Andrea Loewen Nair: Connect-Four Parenting


8 Ways to Value the Person Beyond the Parent

Try these tips to not lose "you" in parenting

Appreciate Yourself Outside of Your Parenting Role |

Parenting is a full-time, all-consuming job. Even when we leave for work in the morning or spend a few hours away from our children to run errands on the weekend, we don’t take off our “parent” hat. We are always Mom or Dad. And yet it is important that we value the person beyond the title of Mom or Dad.

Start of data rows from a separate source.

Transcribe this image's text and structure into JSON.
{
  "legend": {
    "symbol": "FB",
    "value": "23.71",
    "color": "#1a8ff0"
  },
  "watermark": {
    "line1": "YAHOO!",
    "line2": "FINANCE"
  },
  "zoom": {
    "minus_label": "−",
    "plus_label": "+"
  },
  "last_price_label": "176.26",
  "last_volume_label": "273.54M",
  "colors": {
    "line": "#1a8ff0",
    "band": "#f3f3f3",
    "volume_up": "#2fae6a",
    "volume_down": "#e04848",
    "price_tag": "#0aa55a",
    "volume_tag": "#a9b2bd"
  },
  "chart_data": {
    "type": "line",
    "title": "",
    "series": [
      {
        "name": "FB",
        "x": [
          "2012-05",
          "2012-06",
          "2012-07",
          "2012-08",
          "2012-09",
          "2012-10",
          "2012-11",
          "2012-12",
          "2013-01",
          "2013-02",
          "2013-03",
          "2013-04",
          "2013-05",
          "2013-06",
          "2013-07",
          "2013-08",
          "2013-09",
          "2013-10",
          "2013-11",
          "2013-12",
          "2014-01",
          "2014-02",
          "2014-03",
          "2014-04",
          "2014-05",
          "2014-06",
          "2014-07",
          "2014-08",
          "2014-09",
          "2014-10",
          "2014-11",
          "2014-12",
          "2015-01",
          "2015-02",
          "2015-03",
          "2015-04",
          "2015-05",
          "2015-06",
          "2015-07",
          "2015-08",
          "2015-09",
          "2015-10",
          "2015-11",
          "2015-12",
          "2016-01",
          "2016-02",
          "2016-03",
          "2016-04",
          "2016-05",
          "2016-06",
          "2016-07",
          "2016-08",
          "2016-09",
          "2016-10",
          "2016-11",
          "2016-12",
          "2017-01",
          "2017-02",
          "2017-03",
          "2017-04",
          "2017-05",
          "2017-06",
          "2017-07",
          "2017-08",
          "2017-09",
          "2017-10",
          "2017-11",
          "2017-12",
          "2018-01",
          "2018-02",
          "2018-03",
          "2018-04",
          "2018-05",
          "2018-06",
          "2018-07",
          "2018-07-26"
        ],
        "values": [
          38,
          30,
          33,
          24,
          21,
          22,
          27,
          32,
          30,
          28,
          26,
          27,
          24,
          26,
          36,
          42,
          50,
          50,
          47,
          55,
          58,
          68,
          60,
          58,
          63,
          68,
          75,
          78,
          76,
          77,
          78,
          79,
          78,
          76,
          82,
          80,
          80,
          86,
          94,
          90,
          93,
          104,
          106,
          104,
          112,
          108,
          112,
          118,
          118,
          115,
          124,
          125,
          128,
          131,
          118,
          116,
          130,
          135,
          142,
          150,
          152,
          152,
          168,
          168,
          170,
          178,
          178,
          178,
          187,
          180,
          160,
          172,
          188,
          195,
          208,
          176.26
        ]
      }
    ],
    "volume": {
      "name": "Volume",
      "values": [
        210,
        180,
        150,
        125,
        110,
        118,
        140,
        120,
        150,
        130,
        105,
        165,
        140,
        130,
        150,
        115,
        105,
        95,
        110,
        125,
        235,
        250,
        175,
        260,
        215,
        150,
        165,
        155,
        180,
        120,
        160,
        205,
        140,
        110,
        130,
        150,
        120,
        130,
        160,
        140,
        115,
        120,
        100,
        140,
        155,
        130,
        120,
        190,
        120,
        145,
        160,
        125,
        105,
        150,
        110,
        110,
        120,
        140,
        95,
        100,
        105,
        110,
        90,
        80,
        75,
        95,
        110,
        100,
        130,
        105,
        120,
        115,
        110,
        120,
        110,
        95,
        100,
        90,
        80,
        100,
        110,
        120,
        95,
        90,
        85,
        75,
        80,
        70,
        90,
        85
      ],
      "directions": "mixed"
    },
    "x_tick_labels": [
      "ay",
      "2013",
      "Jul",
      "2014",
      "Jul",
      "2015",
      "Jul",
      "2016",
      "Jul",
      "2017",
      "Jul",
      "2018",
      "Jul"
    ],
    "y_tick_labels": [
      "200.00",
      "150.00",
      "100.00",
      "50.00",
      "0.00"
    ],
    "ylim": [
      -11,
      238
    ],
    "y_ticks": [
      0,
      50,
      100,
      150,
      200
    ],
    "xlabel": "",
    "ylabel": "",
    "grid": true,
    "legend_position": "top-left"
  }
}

Valuing the person beyond the parent is a critical part of my Connect Four Pillars. First, it helps us connect with our core beliefs, which really do affect how we think and act. Second, it teaches our children empathy because they learn that we – their parents – have wants, needs, and feelings aside those that exist in relation to them. Third, it helps us connect with our children in a personal way that extends beyond the parent-child relationship. And fourth, valuing the person beyond the parent helps us maintain a connection to our own emotions, which can sometimes get hidden under the grittier parts of the parenting role.

Here are eight ways parents can value the person beyond the parent:

Make your needs known and important

All too often, we parents put the needs of our children first and let our own needs slip to the bottom of the list – or off the list entirely. Eating meals with our children, instead of picking at food while tending to their meals is one way we can show our children that our eating time is as important as theirs.

Other needs like being rested enough, being heard, and having fun time, for example, can really change our parenting experience. Talking with our children about the things that we need in order to be a healthy and happy person demonstrates that others have needs, too.

Practice self-care

Simple things like taking a walk around the block, exercising (even for a short time), and reading a good book can help replenish depleted energy reserves. I make sure to mention to my children that I do activities like yoga and ride my bike because they are things that help me feel better. I even biked when I was pregnant!

Biking while pregnant |

Encourage our spouse/co-parent in front of the children

Parents can help remind each other of the person beyond the parent by noticing each other’s successes, efforts, and struggles, and talking about those in front of their children.

We are in the process of opening an independent school right now, which has certainly been challenging! I’m letting my children know how my husband and I are supporting each other as we go through this building phase of life. It’s important to me that they watch me filling my husband’s buckets up and using “I see yous” like I do with them.

Acknowledge our shortcomings

No one is perfect and, even more importantly, no one expects us to be. As parents, we sometimes set unrealistic expectations for ourselves and then get frustrated when we fall short. By acknowledging our shortcomings, we can teach our children several valuable lessons about learning from our mistakes, how to deliver a heartfelt apology, and the power of forgiveness.

Laugh at our own mistakes

Parenting – and life in general – is filled with a fair amount of ridiculousness. Sometimes all you can do is laugh! "Laughter releases the same tension as tears," Laura Markham, PhD.

Steer away from criticizing ourselves in front of our children

While it is important that we parents maintain a bit of levity surrounding this very serious role of parenting, it is also important that our children do not hear us criticizing ourselves. Try to avoid using negative words to describe our bodies or personality and instead talk about self-improvement.

Put the focus on analyzing what needs to be changed and talk about the different options for making those changes. I’m a fan of using SMART goals, so perhaps share a goal with your children—and how that goal is going as time passes.

Let your child see you spend time with friends and doing adult activities

Not only is spending time with our friends important for our own adult relationships, but it also teaches our children to value those relationships in their own life as well.

When our children see us spending time with others who are important to us, we model healthy adult relationships for them.

Surround yourself with people who help you be your best self

The world is a noisy place. Comparisons to others can make it difficult to feel like competent parents and good people. While we all have areas for improvement, surrounding ourselves with positive people will help us learn and grow – as parents and people – in a safe and healthy way.

One of the biggest struggles I’ve had with parenting has been a sense of losing myself while being a mom. Turning this around has been important for me because I feel that I’m a better mom, plus a much happier person, when I have a strong sense of who I am as an individual. Being aware of how I present myself as a person with needs, feelings, and goals has helped me feel happier and also show my children that I am more than just their parent.